Lebanon central bank reverses money withdrawal decision

Central bank governor says depositors can go back to withdrawing money from their dollar deposits in local currency at a rate two and half times better than official one following public outrage and protests.

BEIRUT - After public outrage and protests, Lebanon’s Central Bank governor said Thursday that depositors can go back to withdrawing money from their dollar deposits in the local currency at a rate two and half times better than the official one.

The decision reverses an earlier one and comes a day after panicked depositors lined up outside cash machines to withdraw as much as possible before a suspension of the preferential rate was to take effect.

The Central Bank decreed the preferential rate in April 2020. It was temporarily suspended by the country's highest administrative court on Tuesday, pending a final court decision.

Lebanon is in the grips of its worst ever economic crisis while members of the ruling elite have been unable to agree on a new government. The Lebanese pound, pegged for 30 years to the dollar at 1,515, is now trading at nearly 13,000.

The Central Bank’s preferential rate offered depositors the option of withdrawing Lebanese pounds from their dollar accounts at 3,900 to the dollar. The decision was effectively a 70% cut on dollar deposits, as the market rate hovered around 13,000. Meanwhile, the country’s banking sector reeled under a financial crunch and inflation soared.

But critics still lambasted the ban on withdrawals of dollars, saying it is tantamount to declaring bankruptcy and urging depositors to demand their money in foreign currency.

Central Bank Governor Riad Salameh insisted Thursday deposits were safe, without elaborating. Earlier in the day, he met with President Michel Aoun and the head of the top administrative court at the Presidential Palace.
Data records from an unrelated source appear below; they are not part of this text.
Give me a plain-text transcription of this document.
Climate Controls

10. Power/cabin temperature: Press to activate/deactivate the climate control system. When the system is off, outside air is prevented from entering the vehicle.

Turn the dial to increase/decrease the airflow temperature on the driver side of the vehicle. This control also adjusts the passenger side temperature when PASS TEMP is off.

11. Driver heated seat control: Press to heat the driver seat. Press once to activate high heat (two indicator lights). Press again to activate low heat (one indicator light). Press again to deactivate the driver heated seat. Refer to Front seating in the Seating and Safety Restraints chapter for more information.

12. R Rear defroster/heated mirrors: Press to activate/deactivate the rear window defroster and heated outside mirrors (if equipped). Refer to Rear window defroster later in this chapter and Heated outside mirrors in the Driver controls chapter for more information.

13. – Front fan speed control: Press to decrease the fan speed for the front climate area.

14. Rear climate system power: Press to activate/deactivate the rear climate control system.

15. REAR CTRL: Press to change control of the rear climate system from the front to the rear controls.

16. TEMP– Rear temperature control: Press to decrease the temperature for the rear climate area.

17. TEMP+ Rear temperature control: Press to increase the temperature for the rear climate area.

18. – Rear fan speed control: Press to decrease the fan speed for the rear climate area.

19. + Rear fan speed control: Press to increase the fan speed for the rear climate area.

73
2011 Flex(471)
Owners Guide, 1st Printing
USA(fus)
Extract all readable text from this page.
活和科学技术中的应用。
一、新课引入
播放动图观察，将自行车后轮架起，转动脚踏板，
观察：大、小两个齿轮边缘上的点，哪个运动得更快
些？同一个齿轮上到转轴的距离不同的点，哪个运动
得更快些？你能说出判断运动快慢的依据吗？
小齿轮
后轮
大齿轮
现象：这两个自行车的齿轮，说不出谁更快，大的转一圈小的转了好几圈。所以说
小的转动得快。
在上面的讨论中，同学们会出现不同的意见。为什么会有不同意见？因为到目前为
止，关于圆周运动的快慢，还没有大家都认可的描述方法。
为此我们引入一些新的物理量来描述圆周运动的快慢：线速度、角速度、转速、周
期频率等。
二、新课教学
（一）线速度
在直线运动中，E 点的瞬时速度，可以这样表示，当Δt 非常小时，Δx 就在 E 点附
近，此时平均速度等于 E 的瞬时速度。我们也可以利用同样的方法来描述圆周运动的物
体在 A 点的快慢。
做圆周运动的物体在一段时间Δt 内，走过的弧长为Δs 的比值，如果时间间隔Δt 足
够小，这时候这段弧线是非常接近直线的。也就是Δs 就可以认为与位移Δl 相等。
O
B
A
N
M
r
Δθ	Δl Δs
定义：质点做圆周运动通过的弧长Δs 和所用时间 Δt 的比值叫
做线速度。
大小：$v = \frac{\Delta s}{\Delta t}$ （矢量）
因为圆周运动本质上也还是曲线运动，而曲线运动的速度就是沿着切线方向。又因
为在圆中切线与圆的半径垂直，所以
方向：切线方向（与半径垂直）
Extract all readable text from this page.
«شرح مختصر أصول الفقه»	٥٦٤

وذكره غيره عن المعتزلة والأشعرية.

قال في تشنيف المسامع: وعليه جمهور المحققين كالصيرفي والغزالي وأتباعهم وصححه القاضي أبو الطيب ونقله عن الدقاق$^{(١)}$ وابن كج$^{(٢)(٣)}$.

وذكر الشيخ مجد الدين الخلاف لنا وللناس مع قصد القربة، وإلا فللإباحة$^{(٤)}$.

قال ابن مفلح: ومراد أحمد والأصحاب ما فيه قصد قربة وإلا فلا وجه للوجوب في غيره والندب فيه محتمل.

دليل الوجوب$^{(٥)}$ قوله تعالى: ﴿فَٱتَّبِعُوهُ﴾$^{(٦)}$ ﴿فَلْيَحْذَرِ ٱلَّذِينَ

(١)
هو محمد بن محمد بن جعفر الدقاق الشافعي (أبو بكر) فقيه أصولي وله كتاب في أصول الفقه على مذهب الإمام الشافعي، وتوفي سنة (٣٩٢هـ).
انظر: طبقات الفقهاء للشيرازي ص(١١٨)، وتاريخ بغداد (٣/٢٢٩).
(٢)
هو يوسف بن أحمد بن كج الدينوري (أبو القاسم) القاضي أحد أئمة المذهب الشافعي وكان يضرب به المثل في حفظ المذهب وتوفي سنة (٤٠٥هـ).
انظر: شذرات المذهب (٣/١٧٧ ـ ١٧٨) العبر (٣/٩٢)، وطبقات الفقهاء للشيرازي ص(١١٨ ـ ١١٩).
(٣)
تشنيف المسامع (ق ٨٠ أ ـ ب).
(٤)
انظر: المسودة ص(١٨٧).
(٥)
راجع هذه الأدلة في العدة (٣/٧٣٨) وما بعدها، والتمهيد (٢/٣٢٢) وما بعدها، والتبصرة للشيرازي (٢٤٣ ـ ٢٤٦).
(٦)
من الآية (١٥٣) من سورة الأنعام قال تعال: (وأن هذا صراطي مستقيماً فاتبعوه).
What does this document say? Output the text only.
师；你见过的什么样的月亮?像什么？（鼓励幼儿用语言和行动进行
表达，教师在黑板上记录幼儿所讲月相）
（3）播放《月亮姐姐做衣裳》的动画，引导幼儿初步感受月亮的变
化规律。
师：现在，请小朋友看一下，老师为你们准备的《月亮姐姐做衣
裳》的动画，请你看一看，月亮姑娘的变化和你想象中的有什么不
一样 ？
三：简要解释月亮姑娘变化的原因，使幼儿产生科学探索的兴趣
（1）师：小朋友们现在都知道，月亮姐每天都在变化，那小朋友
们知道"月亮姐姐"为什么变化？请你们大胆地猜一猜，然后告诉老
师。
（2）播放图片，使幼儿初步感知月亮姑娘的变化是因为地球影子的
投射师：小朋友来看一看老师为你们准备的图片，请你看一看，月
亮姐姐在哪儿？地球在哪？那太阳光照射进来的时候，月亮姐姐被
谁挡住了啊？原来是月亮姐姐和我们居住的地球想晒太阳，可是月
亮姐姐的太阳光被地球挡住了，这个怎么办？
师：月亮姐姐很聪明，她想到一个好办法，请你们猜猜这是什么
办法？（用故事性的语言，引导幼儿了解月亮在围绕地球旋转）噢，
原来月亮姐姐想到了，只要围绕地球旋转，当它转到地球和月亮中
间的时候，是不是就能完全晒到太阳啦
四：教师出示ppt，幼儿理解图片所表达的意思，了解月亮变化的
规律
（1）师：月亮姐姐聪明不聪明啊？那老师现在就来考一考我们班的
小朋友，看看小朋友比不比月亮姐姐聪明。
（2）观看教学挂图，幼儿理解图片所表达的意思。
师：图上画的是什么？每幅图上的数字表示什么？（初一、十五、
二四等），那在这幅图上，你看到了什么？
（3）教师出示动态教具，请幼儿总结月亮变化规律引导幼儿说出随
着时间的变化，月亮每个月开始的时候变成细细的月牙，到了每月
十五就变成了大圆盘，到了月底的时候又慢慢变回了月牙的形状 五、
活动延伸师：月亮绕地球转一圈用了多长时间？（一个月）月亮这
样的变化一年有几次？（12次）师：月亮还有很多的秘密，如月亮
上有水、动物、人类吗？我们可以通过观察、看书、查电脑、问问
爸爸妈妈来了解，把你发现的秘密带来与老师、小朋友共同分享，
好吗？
“We reiterated the need for the cooperation between the Central Bank and the State Council in the interest of Lebanon,” Salameh told reporters.

However, many will see Thursday's reversal — while ostensibly driven by concerns over widespread panic — as political interference in court decisions that ignores informal capital controls imposed by banks on withdrawals and transfers at a time when the local currency is in free fall alongside a thriving black market.

The Legal Agenda, a Lebanese rights group, said it “seems the ruling system is seeking to restore its favorite way of dealing with the crisis, and its subsequent policies of denial.”